Economie réelle, économie financière et fiscalité Éos
On a pour habitude d’opposer l’économie réelle à l’économie financière. L’économie réelle est la somme des échanges entre les agents économiques. Il s’agit ici d’échanges concrets, réalisés par les ménages et les entreprises. Ces échanges portent sur des biens et/ou services qui, par les paiements, engendrent des flux monétaires. Ces échanges sont considérés comme « réels » car l’argent utilisé sert à réaliser des achats concrets.
À contrario, lorsque des parties s’achètent et se vendent des actifs financiers, elles s’échangent des valeurs et non des biens et services. On touche donc ici à l’économie financière.
L’économie financière est largement défiscalisée si on la compare à l’économie réelle. Pourtant, elle constitue plus de 99 % des flux financiers contre moins de 1 % pour l’économie réelle. C’est bien évidemment cette économie financière que cible principalement de notre concept fiscal. Cela étant, la frontière entre les deux économies est parfois poreuse : l’économie financière vient régulièrement en aide à l’économie réelle en accordant aux entreprises et aux indépendants de quoi financer leurs projets (investissements dans des outils de production, par exemple). De même, les contrats à terme permettent de s’assurer sur un prix de vente à une date et à un prix fixés à l’avance (s’assurer d’un prix de vente pour une production agricole à venir, par exemple). Il est donc probable que si notre nouvelle fiscalité s’applique à l’économie financière, il y aura une répercussion sur les entreprises et les indépendants ainsi que, en finale, sur le consommateur. Ce dernier, dispensé de l’impôt des personnes physiques, de ses charges sociales, et de toute autre forme de taxe, devrait pouvoir absorber ce surcoût sans problème.
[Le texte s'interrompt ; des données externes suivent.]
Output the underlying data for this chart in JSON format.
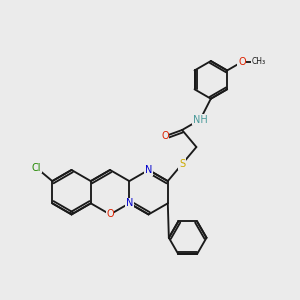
{
  "bg_color": "#ebebeb",
  "bond_color": "#1a1a1a",
  "atom_colors": {
    "O": "#dd2200",
    "N": "#0000cc",
    "S": "#ccaa00",
    "Cl": "#228800",
    "NH": "#4a9a9a",
    "C": "#1a1a1a"
  },
  "font_size": 7.0,
  "lw": 1.35,
  "ring_R": 0.85,
  "ph_R": 0.72,
  "mph_R": 0.72
}
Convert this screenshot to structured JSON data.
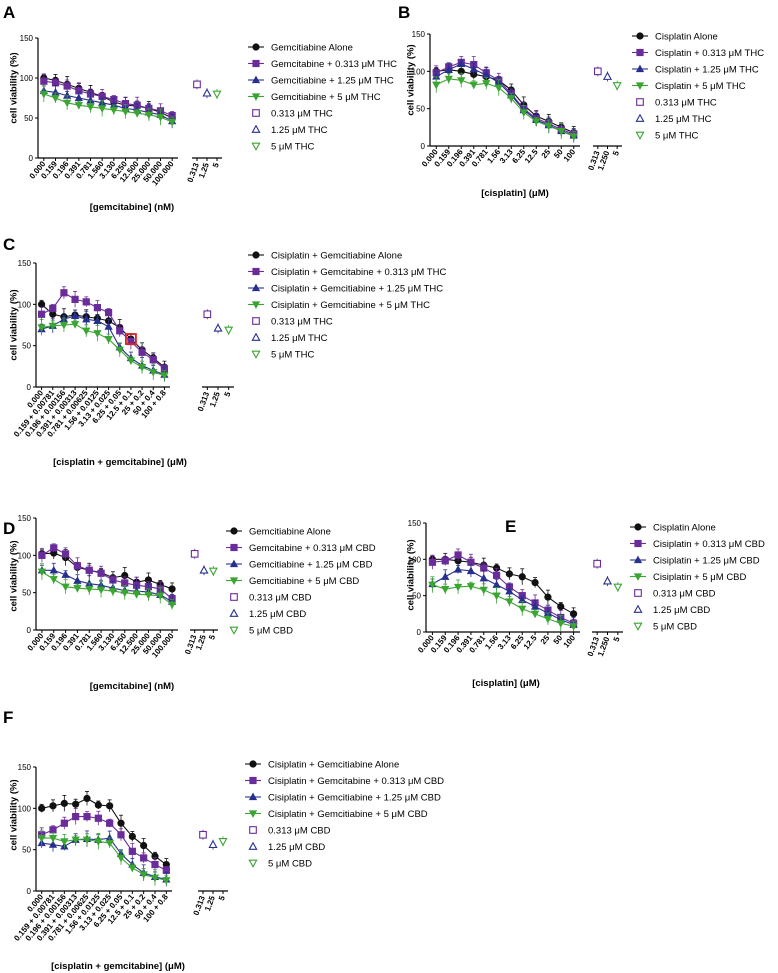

Par contre, il existe une économie financière qui ne participe pas du tout à l’économie réelle, à savoir la spéculation : faire de l’argent avec de l’argent, sans échange de biens de consommation ni de services ! Une « micro-taxation » sur cette activité ne devrait pas, en toute logique, avoir un impact sur le prix des biens et des services, mais rapporter gros au budget de l’État.